Deveye hörgücü ağır gelmez
İnsanlar genellikle çevrelerinde gördükleri varlıklar üzerinden gerçekleştirilen anlatımları daha güzel anlarlar. Teşbihler yerini bulur ve örnekler maksadına ulaşır. Bundan dolayı kıssalarda ana unsurları oluşturan hayvanlar, okuyucunun tanıyıp bildiği canlılardan seçilmektedir. Tilkinin kurnazlıkla özdeşleştirilmesi, insan üretimidir ama buradaki benzetmenin yerini bulmasının nedeni, tilkiyle ilgili hikâyeyi dinleyenlerin onu tanıyor olmasıdır.

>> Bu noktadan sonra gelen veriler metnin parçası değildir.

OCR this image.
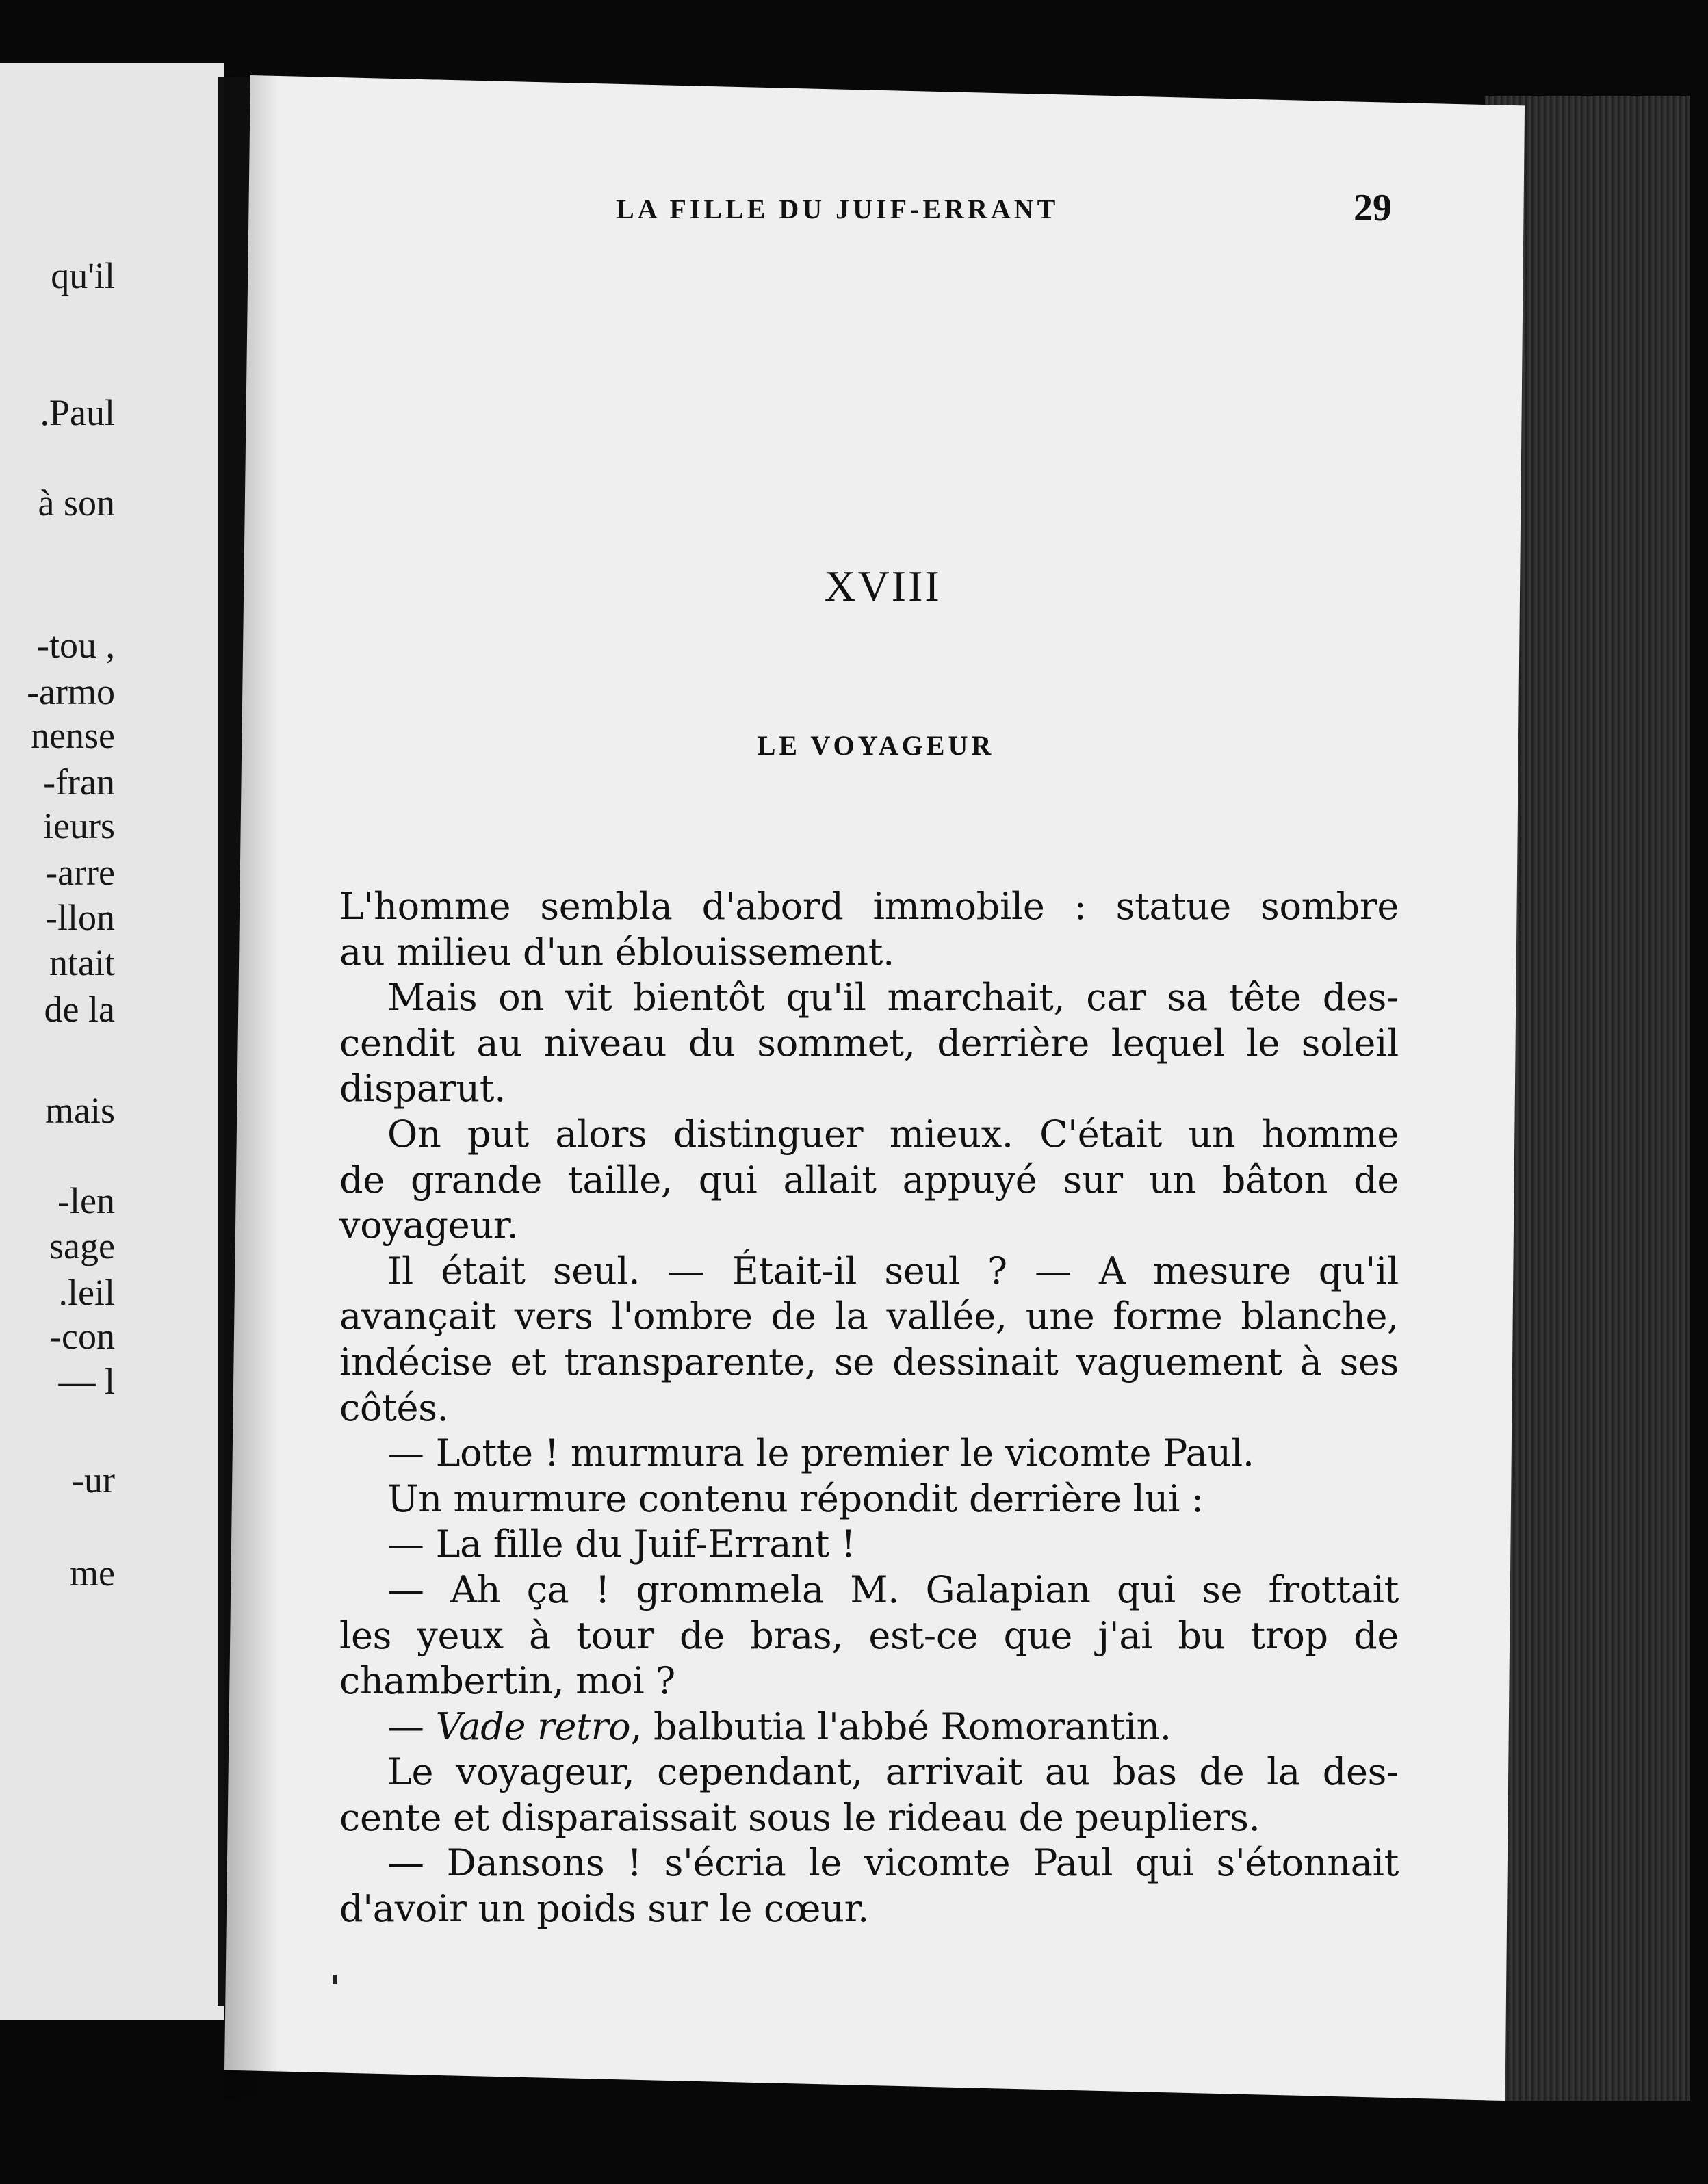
qu'il
Paul.
à son
, tou-
armo-
nense
fran-
ieurs
arre-
llon-
ntait
de la
mais
len-
sage
leil.
con-
l —
ur-
me
LA FILLE DU JUIF-ERRANT	29
XVIII
LE VOYAGEUR
L'homme sembla d'abord immobile : statue sombre
au milieu d'un éblouissement.
Mais on vit bientôt qu'il marchait, car sa tête des-
cendit au niveau du sommet, derrière lequel le soleil
disparut.
On put alors distinguer mieux. C'était un homme
de grande taille, qui allait appuyé sur un bâton de
voyageur.
Il était seul. — Était-il seul ? — A mesure qu'il
avançait vers l'ombre de la vallée, une forme blanche,
indécise et transparente, se dessinait vaguement à ses
côtés.
— Lotte ! murmura le premier le vicomte Paul.
Un murmure contenu répondit derrière lui :
— La fille du Juif-Errant !
— Ah ça ! grommela M. Galapian qui se frottait
les yeux à tour de bras, est-ce que j'ai bu trop de
chambertin, moi ?
— Vade retro, balbutia l'abbé Romorantin.
Le voyageur, cependant, arrivait au bas de la des-
cente et disparaissait sous le rideau de peupliers.
— Dansons ! s'écria le vicomte Paul qui s'étonnait
d'avoir un poids sur le cœur.
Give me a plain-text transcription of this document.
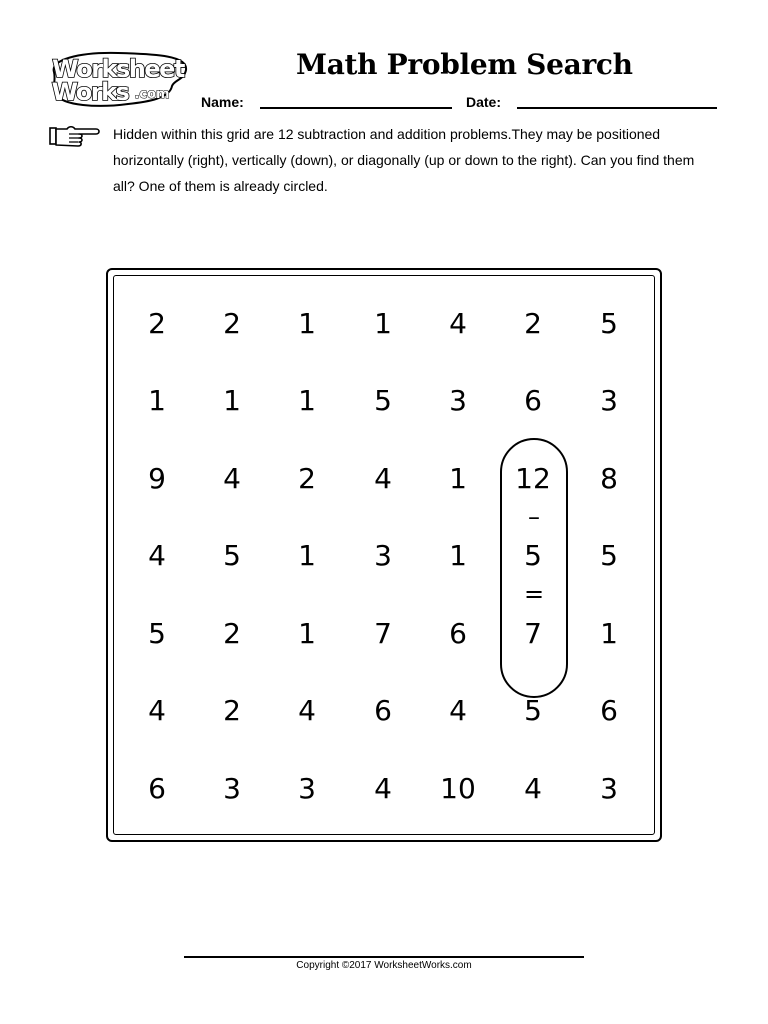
Worksheet
Works .com
Math Problem Search
Name:	Date:
Hidden within this grid are 12 subtraction and addition problems.They may be positioned horizontally (right), vertically (down), or diagonally (up or down to the right). Can you find them all? One of them is already circled.
2	2	1	1	4	2	5
1	1	1	5	3	6	3
9	4	2	4	1	12	8
4	5	1	3	1	5	5
5	2	1	7	6	7	1
4	2	4	6	4	5	6
6	3	3	4	10	4	3
–
=
Copyright ©2017 WorksheetWorks.com
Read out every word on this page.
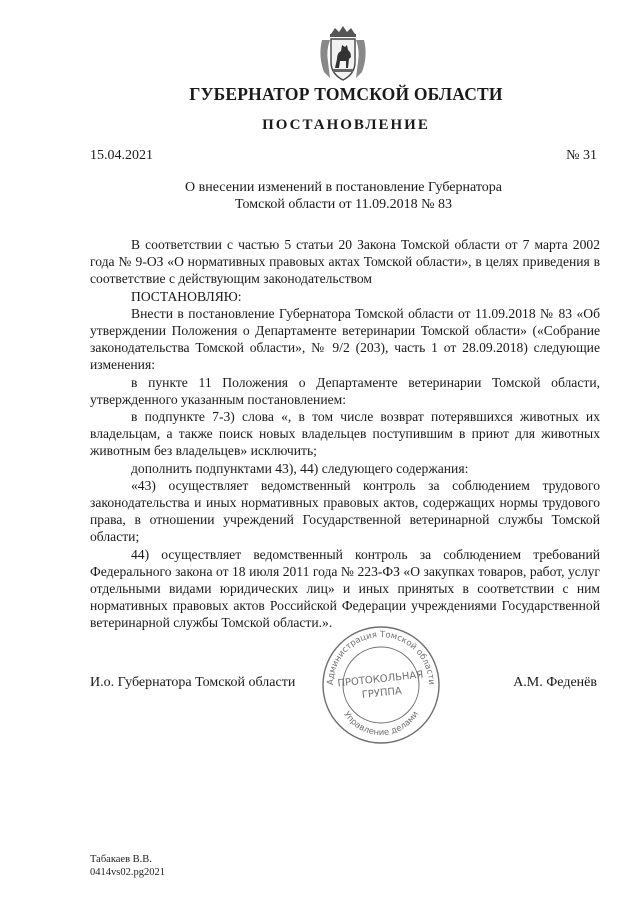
ГУБЕРНАТОР ТОМСКОЙ ОБЛАСТИ
ПОСТАНОВЛЕНИЕ
15.04.2021	№ 31
О внесении изменений в постановление Губернатора
Томской области от 11.09.2018 № 83

В соответствии с частью 5 статьи 20 Закона Томской области от 7 марта 2002 года № 9-ОЗ «О нормативных правовых актах Томской области», в целях приведения в соответствие с действующим законодательством

ПОСТАНОВЛЯЮ:

Внести в постановление Губернатора Томской области от 11.09.2018 № 83 «Об утверждении Положения о Департаменте ветеринарии Томской области» («Собрание законодательства Томской области», № 9/2 (203), часть 1 от 28.09.2018) следующие изменения:

в пункте 11 Положения о Департаменте ветеринарии Томской области, утвержденного указанным постановлением:

в подпункте 7-3) слова «, в том числе возврат потерявшихся животных их владельцам, а также поиск новых владельцев поступившим в приют для животных животным без владельцев» исключить;

дополнить подпунктами 43), 44) следующего содержания:

«43) осуществляет ведомственный контроль за соблюдением трудового законодательства и иных нормативных правовых актов, содержащих нормы трудового права, в отношении учреждений Государственной ветеринарной службы Томской области;

44) осуществляет ведомственный контроль за соблюдением требований Федерального закона от 18 июля 2011 года № 223-ФЗ «О закупках товаров, работ, услуг отдельными видами юридических лиц» и иных принятых в соответствии с ним нормативных правовых актов Российской Федерации учреждениями Государственной ветеринарной службы Томской области.».

Администрация Томской области
Управление делами
ПРОТОКОЛЬНАЯ
ГРУППА
И.о. Губернатора Томской области	А.М. Феденёв
Табакаев В.В.
0414vs02.pg2021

Atı at yarışlarından, ineği süt reklamından, aslanı çizgi filmden, deveyi hayvanat bahçesinden tanıyan bir çocuğun elbette tilkiyle ilgili hikâyeyi anlayabilmesi zordur. Bir de bu çocuğa “tilki ya da at etinin İslam fıkhına göre hükmü”nü anlatmaya çalıştığınızı düşünelim. Kesim gününe kadar görmediği bir koyunu bir saat içinde kesilmiş bir kurban halinde gören bir çocuğumuz ile günlerce emek harcayıp korumaya çalıştığı, besleyip büyüttüğü bir koyunu allayıp pullayıp Allah uğrunda kurban etmeye götüren bir çocuğu karşılaştıralım. İnsanın hiç görmediği bir varlığa bakarak tefekkür etmesi, hayli zordur.
Devede kulak
Atasözlerimiz içerisinde deveye dair pek çok söyleyiş bulunur. Bunun nedeni, toprağa ve tabiata bağlı bir medeniyette büyümüş olmamızdır. Mesela “devede kulak” deyimi, bütünün küçük bir parçasının ne kadar önemsiz olduğunu anlatır. Birisi aleni bir şekilde hırsızlık yaptığında “deveyi havuduyla (hamut) yemiştir.” Tabii hamudu kimse hatırlamaz. Çünkü deveden geriye kendisi değil atasözleri kalmıştır. Havut, deve semeri; hamut, araba koşmak için boynuna takılan deri çemberdir. Deyimi okuyan bir talebe, deveyi de hamudu da ancak belgeselde görebildiği için ona bu sözü izah etmemiz gerekir. Deve, hayatımızdan çekilmiştir. Mesela TÜİK verilerine göre ülkemizde bin civarında deve kalmış olup bunların çoğu Ege bölgemizde bulunmaktadır. Bunun nedeni ne olabilir? Tabii ki “deve güreşleri” geleneğinin orada yaşatılıyor olması!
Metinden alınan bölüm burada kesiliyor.